Projeto quer proibição do ato
A inviolabilidade do direito à vida “desde a concepção”. A Proposta de Emenda (PEC) 29, de 2015, que quer acrescentar o trecho acima à Constituição, tem avançado no Senado, apesar de 70% dos internautas que votaram na consulta pública do site da Casa serem contra. Se for aprovado pelos senadores e na Câmara dos Deputados, posteriormente, o texto vai inviabilizar a legislação que permite o aborto nos três casos específicos.
A obstetra Alamanda Kfoury ressalta a importância de se oferecer para a mulher que descobre que o feto é anencéfalo a possibilidade de escolher interromper aquela gestação que vai gerar uma criança que não sobreviverá. Alamanda acredita que, na verdade, as situações permitidas por lei precisariam ser ampliadas, já que existem, por exemplo, outras malformações do corpo incompatíveis com a vida. “O aborto legal é um avanço na saúde da mulher, que tem condição de interromper a gravidez sem se expor ao risco de morte por hemorragia ou infecção em clínicas e lugares clandestinos”, afirmou ela, que é especialista em medicina fetal.
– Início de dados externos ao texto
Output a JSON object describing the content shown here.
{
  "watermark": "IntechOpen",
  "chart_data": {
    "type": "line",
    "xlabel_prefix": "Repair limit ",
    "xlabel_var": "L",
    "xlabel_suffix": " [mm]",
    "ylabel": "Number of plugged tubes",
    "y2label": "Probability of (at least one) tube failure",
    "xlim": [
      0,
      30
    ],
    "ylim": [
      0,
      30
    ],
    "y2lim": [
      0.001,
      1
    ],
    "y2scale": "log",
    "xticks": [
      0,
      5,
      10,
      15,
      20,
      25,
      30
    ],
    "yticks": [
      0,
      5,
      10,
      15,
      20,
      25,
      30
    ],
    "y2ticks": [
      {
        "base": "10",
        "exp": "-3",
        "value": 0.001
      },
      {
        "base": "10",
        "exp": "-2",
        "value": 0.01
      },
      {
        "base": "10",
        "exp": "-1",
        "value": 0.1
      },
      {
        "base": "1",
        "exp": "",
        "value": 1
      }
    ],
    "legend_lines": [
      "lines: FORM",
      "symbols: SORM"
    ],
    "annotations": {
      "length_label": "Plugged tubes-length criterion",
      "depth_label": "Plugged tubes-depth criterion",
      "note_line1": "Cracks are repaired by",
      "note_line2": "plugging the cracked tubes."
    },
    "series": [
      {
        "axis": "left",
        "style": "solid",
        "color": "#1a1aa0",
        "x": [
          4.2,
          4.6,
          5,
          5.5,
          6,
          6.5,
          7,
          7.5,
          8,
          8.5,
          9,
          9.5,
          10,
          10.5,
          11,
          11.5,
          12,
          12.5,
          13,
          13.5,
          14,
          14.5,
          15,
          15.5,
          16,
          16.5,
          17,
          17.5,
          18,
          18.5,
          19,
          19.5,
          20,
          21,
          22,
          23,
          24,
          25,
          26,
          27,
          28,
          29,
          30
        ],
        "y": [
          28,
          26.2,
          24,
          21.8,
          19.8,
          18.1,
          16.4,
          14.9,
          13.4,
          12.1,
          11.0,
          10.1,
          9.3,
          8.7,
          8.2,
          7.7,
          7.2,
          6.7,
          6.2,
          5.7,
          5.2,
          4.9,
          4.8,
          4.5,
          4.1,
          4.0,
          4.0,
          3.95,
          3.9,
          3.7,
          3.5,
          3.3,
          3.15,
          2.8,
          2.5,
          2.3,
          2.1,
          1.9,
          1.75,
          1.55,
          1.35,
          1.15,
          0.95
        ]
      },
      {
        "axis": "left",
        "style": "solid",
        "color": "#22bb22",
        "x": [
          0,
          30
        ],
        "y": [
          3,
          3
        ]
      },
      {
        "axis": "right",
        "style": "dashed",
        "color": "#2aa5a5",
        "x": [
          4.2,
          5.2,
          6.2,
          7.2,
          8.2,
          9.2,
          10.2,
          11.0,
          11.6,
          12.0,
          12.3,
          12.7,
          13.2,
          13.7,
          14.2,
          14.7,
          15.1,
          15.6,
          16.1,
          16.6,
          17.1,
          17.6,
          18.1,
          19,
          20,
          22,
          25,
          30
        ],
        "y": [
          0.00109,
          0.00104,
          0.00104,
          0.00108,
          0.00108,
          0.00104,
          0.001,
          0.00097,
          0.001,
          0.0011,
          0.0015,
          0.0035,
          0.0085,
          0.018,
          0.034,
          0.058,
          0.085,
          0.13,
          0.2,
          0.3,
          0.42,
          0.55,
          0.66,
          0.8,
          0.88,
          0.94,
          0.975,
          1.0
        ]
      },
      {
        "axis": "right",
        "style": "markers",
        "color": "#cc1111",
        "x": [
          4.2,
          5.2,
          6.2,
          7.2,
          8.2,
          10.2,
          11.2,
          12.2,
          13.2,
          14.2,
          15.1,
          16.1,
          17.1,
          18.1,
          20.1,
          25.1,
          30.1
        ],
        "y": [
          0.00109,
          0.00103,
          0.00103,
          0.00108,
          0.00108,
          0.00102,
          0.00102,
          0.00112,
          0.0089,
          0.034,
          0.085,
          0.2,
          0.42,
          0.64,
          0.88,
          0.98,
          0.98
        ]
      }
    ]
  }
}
Hoje, mesmo nos casos legais, por vezes, as mulheres precisam ir à Justiça para fazer valer seu direito. A defensora pública Cleide Nepomuceno, da Defensoria de Direitos Humanos, cita um caso em que a mulher havia sido vítima de violência sexual, mas o juiz “negou o aborto por entender que não estava comprovado (o crime) e que a mulher demorou a dar queixa na polícia”. Contudo, essa comprovação não é necessária. “São casos em que o médico ou a paciente não se sentiu seguro de fazer o aborto sem ordem judicial”, explicou.